FOR IMMEDIATE RELEASE
Ceres Urges EPA Not to Delay Final Implementation of its Air Toxics Rule for Electric Utilities
Ceres, the nation’s largest coalition of investors and public interest groups, today submitted comments to the Environmental Protection Agency (EPA), urging it to reduce hazardous air pollution from coal- and oil-fired power plants and help transition the industry toward cleaner energy resources.
Urging implementation of the air toxics rule in its current form, Ceres letter states that the rule “is needed to improve the health of American citizens; to reduce the impact of hazardous air pollutants on the environment; and to provide electric utilities with much-needed certainty as they plan for a cleaner electricity future.”
“Hands down, cleaner air is a worthwhile investment,” said Mindy Lubber, president of Ceres. “The opportunity to improve public health while creating high-paying jobs to retrofit outdated, high-polluting power plants and build cleaner new ones is a win-win we cannot ignore, especially while the economy struggles. Electric utilities are prepared to make billions in capital investments to clean up their fleets, but they need regulatory certainty.”

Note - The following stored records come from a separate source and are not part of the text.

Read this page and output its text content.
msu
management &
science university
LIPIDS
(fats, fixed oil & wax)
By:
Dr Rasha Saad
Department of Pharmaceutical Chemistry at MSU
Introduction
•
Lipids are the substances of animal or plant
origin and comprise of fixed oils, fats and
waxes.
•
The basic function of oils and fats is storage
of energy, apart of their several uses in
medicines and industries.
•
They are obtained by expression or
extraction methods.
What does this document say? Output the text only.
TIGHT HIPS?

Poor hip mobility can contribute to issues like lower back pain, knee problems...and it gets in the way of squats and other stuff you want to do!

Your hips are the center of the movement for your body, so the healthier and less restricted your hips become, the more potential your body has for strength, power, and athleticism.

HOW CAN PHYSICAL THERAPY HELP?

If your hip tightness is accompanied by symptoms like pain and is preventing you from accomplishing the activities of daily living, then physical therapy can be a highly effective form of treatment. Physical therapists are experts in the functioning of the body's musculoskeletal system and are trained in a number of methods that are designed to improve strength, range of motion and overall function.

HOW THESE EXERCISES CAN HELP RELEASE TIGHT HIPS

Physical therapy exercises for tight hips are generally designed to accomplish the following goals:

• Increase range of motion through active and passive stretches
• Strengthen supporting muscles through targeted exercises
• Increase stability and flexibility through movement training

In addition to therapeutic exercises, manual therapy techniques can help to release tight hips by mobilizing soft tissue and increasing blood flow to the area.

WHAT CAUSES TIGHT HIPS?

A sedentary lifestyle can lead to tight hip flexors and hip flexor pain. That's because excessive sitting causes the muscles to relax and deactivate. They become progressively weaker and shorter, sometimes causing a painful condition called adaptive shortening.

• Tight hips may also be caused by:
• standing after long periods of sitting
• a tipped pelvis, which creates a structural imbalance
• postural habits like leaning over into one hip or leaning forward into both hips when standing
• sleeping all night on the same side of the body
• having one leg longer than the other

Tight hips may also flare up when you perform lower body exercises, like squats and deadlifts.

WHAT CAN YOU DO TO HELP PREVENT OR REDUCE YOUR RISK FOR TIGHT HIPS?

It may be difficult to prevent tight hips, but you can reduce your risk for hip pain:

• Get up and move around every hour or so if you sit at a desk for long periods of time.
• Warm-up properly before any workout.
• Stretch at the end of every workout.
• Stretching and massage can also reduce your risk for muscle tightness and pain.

Ceres coalition member New York State Comptroller Thomas P. DiNapoli added, “Damaging pollution from obsolete, inefficient power plants drives up health costs for New Yorkers and damages natural resources that New York businesses rely on. As an investor I have urged companies that own and operate power plants to clean up their emissions, promote efficiency and develop clean renewable generation. EPA's proposed rules to reduce emissions of mercury and other hazardous pollutants are an important step in developing a new clean energy economy. Retrofitting or replacing outdated, polluting power plants with new cleaner technology will create jobs and new business opportunities. I urge EPA to adopt its regulations without delay.”
Citing a recent Ceres report, authored by the University of Massachusetts, the comment letter highlights that this long-awaited rule will unleash billions of dollars in capital improvement investments to reduce pollution from existing power plants and build new, clean generation. These investments will create nearly 1.5 million jobs - an average of 300,000 jobs each year over the next five years - as Eisenhower-era power plants are replaced with cleaner, more-efficient capacity.
The comment letter also addresses the issue of electric system reliability, citing two recent reports, one from M.J. Bradley & Associates and Susan Tierney of the Analysis Group, and the other from the Bipartisan Policy Center, that conclude that “the electric industry is well-positioned to comply with EPA’s proposed air regulations without threatening electric system reliability.”
The EPA rule, officially known as the National Emissions Standards for Hazardous Air Pollutants from Coal and Oil-Fired Electric Utility Steam Generating Units, has been in development since December 2000. EPA is under court mandate to issue a final rule by November 16, 2011.
Ceres leads a national coalition of major investors, environmental organizations and other public interest groups working with companies to address sustainability challenges such as global climate change and water scarcity. Its mission is integrating sustainability into day-to-day business practices for the health of the planet and its people.